The art world presently calls this forgotten information the negative space,
and a new energy to explore what has been forgotten is surging through our culture.
This surge has led to an overwhelming amount of archiving, consequently leading
to an overwhelming collection of objects and insignificant artifacts. Through
my art, present day experiences are being recorded, and will provide a
different means of remembering in the future. The things that are lost and
forgotten through collective memory may have been lost for good reason, but the
intrigue of why makes them impossible to leave unexplored.
Works Cited
Erill, Astrid. Memory in Culture. London, England:
Palgrave Macmillan Memory Studies: 2011. Print.
Farr, Ian, ed. Memory. London, England: Whitechapel Gallery, 2012. Print.
Forster, Kurt W. “Aby
Warburg’s History of Art: Collective Memory and the Social Mediation of
Images.” Daedalus winter 1976: 8.
Print.
Saltzman, Lisa. Making Memory Matter: Strategies of
Remembrance in Contemporary Art. Chicago,
Illinois: The University of Chicago, 2006. Print.
[1] Aby
Warburg is most well known for his epic creation the encyclopedic Atlas of Images: Mnemoysne started in
1927. The project was left incomplete upon his death in 1929.
[2] Maurice Halbwachs was a
French philosopher who invented the concept of collective memory.

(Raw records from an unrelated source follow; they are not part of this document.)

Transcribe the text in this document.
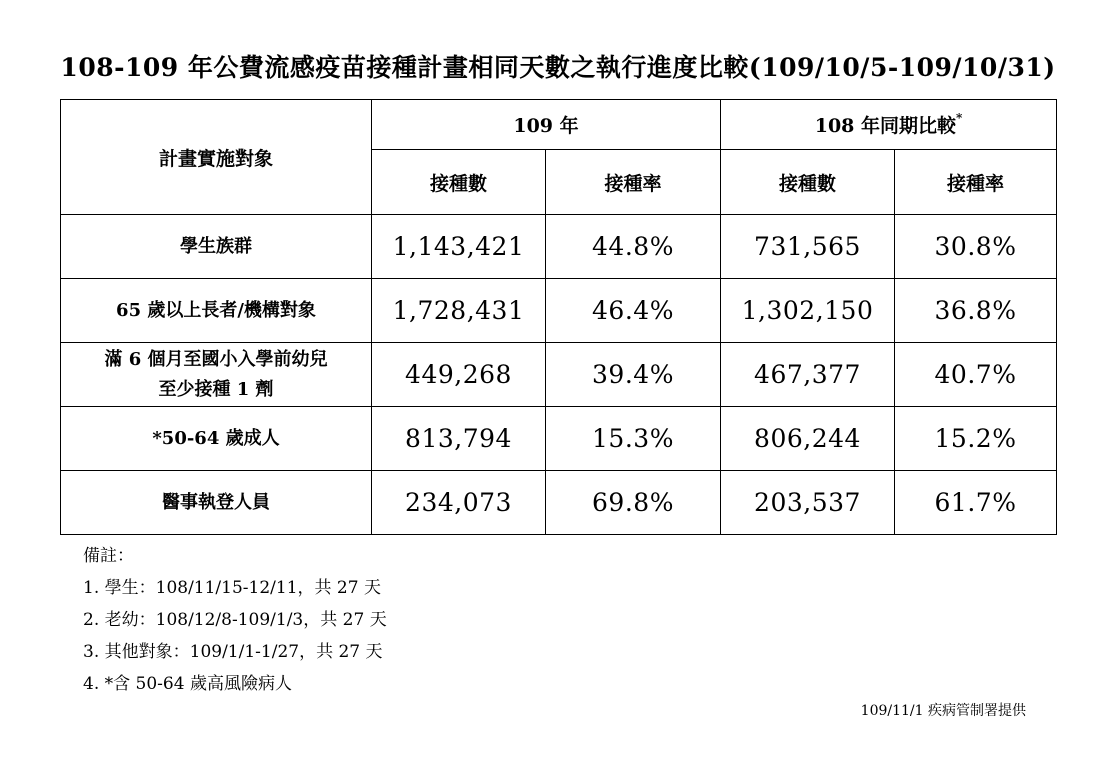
108-109 年公費流感疫苗接種計畫相同天數之執行進度比較(109/10/5-109/10/31)
計畫實施對象	109 年		108 年同期比較*
	接種數	接種率	接種數	接種率
學生族群	1,143,421	44.8%	731,565	30.8%
65 歲以上長者/機構對象	1,728,431	46.4%	1,302,150	36.8%

滿 6 個月至國小入學前幼兒
至少接種 1 劑	449,268	39.4%	467,377	40.7%
*50-64 歲成人	813,794	15.3%	806,244	15.2%
醫事執登人員	234,073	69.8%	203,537	61.7%
備註：
1. 學生：108/11/15-12/11，共 27 天
2. 老幼：108/12/8-109/1/3，共 27 天
3. 其他對象：109/1/1-1/27，共 27 天
4. *含 50-64 歲高風險病人
109/11/1 疾病管制署提供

His book The Collective Memory published in 1950
is an important contribution to the field of sociology.
[3] Jan
Assmann is a German Egyptologist who developed an internationally accepted
theory with his wife Aleida Assmann on cultural and communicative memory.
[4] Each artist noted above is
discussed in great detail, but for the sake of length I will be focusing on
only two artists’ from Saltzman’s text.